Dr. Sami Timimi challenging the assumptions of his training

I’m sorry, but this is just too good. Written by Dr. Sami Timimi, child and adolescent psychiatrist, author of Pathological Child Psychiatry and the Medicalization of Childhood, Jan/Feb 2003.

Found this on the site: Young Minds for children’s mental health. He urges professionals who work with children and young people to question their assumptions. https://www.youngminds.org.uk/magazine/62/timimi.php 

“What is it, then, that keeps professionals believing in the truth of their way of understanding the same picture, when there is no way of proving its validity?

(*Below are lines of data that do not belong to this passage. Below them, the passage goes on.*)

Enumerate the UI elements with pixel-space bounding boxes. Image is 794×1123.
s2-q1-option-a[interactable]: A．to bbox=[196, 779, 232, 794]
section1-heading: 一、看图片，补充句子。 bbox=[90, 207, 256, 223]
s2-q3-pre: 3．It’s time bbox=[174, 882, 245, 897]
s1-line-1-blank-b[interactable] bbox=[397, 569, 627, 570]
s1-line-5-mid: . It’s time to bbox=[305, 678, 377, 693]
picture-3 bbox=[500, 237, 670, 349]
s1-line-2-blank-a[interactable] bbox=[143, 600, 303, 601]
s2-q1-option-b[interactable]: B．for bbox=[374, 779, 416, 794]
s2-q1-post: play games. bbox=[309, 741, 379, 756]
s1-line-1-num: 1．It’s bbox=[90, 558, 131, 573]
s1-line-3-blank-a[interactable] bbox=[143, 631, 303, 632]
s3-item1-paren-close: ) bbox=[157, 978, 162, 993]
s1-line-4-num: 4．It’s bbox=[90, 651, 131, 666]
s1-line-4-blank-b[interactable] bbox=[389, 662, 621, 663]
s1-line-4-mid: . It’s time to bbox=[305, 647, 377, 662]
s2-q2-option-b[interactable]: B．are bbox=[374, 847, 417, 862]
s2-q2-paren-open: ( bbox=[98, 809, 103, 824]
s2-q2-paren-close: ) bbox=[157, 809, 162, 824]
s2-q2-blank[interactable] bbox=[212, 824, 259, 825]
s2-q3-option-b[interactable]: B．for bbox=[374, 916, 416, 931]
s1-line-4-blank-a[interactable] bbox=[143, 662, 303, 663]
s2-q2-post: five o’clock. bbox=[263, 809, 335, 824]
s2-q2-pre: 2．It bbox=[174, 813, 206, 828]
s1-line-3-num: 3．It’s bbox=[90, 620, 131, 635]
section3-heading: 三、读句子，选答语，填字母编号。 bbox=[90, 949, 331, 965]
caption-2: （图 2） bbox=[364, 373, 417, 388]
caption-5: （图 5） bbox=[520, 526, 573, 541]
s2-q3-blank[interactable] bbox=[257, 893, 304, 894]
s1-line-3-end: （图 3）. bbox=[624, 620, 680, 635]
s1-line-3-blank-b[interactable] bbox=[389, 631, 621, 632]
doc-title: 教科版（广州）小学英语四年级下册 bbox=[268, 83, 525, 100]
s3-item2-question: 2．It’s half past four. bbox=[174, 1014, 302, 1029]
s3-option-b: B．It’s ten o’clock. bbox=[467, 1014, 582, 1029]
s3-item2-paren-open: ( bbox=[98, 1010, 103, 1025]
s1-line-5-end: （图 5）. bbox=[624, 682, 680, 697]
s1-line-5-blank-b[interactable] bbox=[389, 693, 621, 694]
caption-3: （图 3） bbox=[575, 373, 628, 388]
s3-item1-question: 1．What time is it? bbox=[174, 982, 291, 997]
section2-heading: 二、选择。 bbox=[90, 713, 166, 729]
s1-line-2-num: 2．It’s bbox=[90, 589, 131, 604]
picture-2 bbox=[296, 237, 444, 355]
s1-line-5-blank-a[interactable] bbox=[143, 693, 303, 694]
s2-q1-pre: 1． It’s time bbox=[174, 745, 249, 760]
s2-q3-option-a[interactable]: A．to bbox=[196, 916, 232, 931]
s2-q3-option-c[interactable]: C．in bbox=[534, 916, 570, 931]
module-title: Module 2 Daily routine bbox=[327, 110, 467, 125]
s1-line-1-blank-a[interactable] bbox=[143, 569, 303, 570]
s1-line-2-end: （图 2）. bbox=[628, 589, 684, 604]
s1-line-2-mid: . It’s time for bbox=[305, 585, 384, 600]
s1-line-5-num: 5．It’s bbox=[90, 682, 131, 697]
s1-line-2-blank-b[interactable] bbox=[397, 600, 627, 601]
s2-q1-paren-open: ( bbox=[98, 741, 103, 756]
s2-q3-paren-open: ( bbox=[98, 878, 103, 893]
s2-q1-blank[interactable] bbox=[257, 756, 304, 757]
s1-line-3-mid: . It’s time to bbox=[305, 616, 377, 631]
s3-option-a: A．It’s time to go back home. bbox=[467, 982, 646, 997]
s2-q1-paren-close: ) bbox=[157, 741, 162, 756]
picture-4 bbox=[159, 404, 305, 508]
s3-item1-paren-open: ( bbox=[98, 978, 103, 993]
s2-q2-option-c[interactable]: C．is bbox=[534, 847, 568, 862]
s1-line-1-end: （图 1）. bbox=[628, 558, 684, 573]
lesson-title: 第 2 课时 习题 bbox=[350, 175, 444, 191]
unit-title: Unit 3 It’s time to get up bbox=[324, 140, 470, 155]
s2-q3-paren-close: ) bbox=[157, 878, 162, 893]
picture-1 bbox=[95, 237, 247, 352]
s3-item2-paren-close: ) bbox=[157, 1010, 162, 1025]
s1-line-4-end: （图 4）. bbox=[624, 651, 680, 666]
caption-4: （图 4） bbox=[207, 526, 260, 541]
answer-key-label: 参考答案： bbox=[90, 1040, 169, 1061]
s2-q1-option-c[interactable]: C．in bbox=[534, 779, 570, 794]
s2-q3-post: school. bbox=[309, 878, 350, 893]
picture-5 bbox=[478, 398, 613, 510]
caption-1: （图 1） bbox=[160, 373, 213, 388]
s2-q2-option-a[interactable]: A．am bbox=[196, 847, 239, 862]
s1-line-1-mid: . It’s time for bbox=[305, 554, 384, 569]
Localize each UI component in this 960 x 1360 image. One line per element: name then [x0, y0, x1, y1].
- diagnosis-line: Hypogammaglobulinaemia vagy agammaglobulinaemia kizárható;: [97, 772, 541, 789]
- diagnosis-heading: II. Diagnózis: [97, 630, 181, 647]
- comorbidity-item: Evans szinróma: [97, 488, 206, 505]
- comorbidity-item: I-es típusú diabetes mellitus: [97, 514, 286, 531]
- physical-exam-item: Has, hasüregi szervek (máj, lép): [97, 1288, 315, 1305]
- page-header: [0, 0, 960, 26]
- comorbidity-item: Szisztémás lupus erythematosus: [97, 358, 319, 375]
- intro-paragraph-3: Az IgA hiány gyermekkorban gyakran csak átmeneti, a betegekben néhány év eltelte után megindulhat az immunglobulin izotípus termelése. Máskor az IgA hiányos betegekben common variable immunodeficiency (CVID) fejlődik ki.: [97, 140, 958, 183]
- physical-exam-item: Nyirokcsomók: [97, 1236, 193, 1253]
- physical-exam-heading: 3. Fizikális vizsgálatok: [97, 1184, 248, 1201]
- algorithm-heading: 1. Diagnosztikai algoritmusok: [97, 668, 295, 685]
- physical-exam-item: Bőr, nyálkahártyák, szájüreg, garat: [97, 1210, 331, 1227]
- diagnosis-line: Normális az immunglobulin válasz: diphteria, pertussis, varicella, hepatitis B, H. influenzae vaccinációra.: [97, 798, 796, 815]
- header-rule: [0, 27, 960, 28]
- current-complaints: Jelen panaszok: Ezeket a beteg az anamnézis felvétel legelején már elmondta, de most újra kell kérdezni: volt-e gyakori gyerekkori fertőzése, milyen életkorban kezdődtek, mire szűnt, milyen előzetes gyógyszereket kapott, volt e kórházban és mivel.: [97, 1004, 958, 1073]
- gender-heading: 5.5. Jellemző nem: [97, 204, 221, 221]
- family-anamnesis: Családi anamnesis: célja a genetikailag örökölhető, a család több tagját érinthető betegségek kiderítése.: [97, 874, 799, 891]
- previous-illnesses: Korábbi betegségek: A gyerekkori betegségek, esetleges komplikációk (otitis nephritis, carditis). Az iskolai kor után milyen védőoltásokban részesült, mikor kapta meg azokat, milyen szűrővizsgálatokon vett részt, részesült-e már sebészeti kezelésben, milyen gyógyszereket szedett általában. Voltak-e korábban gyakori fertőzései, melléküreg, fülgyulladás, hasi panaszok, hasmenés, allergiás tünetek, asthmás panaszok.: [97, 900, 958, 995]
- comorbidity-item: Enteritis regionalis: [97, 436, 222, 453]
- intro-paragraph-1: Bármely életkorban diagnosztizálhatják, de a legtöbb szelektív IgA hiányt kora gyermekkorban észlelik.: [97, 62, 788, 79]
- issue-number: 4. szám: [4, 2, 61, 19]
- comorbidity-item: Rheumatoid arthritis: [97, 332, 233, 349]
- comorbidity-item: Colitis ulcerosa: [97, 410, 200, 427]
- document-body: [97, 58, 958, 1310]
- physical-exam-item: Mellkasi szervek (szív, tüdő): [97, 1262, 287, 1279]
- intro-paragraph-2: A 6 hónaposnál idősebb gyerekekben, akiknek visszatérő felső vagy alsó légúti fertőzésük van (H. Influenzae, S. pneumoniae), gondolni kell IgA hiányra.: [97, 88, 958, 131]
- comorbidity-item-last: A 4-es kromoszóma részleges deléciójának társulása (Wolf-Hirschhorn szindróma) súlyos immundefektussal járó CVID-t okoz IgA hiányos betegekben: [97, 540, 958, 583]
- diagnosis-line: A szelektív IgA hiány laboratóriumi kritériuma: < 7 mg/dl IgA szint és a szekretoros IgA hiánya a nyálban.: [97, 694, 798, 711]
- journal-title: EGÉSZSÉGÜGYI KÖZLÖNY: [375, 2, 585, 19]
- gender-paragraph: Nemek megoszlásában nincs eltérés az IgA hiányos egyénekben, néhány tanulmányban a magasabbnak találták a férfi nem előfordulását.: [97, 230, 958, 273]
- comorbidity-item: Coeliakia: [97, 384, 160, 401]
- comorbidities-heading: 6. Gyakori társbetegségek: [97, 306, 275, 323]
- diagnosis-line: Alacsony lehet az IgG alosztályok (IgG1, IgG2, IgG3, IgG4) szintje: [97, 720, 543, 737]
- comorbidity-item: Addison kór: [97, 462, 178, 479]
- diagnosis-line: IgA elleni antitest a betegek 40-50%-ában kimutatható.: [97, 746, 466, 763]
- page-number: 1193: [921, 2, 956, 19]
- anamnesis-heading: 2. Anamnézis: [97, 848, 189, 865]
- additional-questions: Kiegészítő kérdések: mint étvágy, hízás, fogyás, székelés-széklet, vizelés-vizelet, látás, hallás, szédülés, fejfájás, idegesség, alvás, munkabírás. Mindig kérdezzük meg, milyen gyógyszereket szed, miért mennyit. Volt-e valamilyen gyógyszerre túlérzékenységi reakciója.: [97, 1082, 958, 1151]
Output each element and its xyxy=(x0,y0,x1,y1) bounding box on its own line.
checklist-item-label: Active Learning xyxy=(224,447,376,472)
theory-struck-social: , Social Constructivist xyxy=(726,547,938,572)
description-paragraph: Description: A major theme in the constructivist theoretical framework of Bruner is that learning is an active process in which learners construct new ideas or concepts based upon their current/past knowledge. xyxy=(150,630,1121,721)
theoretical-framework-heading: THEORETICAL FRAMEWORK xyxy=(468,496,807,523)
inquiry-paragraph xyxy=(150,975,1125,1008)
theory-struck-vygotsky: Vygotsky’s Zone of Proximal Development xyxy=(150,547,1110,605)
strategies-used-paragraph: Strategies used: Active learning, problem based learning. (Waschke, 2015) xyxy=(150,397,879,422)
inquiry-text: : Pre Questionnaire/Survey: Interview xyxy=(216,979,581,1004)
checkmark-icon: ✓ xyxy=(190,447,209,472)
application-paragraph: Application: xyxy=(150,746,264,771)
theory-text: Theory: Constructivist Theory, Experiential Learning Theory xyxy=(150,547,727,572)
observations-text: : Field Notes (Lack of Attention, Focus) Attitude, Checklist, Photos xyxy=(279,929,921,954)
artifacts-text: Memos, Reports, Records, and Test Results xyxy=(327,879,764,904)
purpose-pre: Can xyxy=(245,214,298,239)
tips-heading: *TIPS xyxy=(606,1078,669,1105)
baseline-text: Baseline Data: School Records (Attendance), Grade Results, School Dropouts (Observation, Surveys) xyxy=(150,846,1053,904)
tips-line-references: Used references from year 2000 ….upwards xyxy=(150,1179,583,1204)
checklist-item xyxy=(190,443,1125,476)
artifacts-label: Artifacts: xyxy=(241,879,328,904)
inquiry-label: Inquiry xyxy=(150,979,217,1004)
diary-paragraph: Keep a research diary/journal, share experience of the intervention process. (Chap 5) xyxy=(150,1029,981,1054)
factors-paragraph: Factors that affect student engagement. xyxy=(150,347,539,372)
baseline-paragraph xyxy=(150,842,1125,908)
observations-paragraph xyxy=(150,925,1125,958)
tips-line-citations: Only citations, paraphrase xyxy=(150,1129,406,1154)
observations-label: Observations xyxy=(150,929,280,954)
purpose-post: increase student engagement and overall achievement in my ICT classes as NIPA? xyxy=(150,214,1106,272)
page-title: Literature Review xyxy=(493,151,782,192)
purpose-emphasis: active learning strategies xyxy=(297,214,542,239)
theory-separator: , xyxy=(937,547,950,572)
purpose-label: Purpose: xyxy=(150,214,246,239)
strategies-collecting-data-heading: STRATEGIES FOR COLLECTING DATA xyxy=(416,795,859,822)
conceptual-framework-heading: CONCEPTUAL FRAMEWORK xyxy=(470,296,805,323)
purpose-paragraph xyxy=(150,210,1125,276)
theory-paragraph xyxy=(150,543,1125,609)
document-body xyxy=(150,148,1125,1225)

I think that in the absence of proof, we use faith to sustain our belief in something. We sift through the evidence in a selective way to reinforce our faith and discredit those we feel to be ‘non-believers’. In other words, our professional mental health ideologies have been constructed by manipulating evidence to fit the framework, rather than adjusting our frameworks to fit the evidence.

If only we could, as a profession, accept the ideological nature of the belief systems we use. There is nothing shameful about having faith and about needing to believe; it is very human. Faith helps to make sense of the world; for many people, faith falling apart is like their world falling apart. I have come across many clients for whom religion has become much more central following a difficult experience in their lives – for example, refugees fleeing war, torture or other terrifying life events. Faith provides a sense of orientation, continuity and a map with which to structure one’s life and make sense of what is happening.

So, what of the system of faith used in modernist child and adolescent psychiatry, with its increasing emphasis on diagnosis and drug treatment? As I attempt to illustrate in my book, when we make a diagnosis we are not discovering the meaning of our client’s problem; rather, we are giving it our (the professionals’) preferred meaning. We are performing a social and political act. And more often than not, we are demonstrating more about our own particular faith, than shedding light on our particular client’s problems.

So, we need to ask ourselves, from a political and cultural standpoint, what value systems our particular faith promotes and, therefore, which faith do we wish to promote(and how flexibly)? If we wish to practice in the way that biomedical child and adolescent psychiatry currently does, then we must accept that we are promoting a system whose values are rooted in the Western philosophical Enlightenment – with its emphasis on discovering universal laws, material reality, controlling nature through technical expertise, and a focus on the individual.

We must be prepared to accept its cultural origins in Western history, where medicine has been an active participant in promoting a white, male, middle-class value system which colonised much of the rest of the world and, in the process, suppressed local culture, beliefs, ideologies and practices.

We must also accept that Western biomedical psychiatry represents the economic value system of capitalist, free market thinking and be happy to go along with the pharmaceutical industry’s drive to open new markets (children’s mental health is a growth area). We must also go along with a short-term perspective on problems and how to solve them, and sign up to the mythical ideal that more production (of knowledge, for example) equates with progress.

And finally, if we wish to sign up to the value system of biomedical psychiatry, we must also understand its political function. Biomedical psychiatry serves governments as one of its agents of social control (a position that sets it apart from the rest of medicine), where so called treatments to deal with a section of society’s ‘deviants’ are forced on to patients, the vast majority of whom have committed no crime.”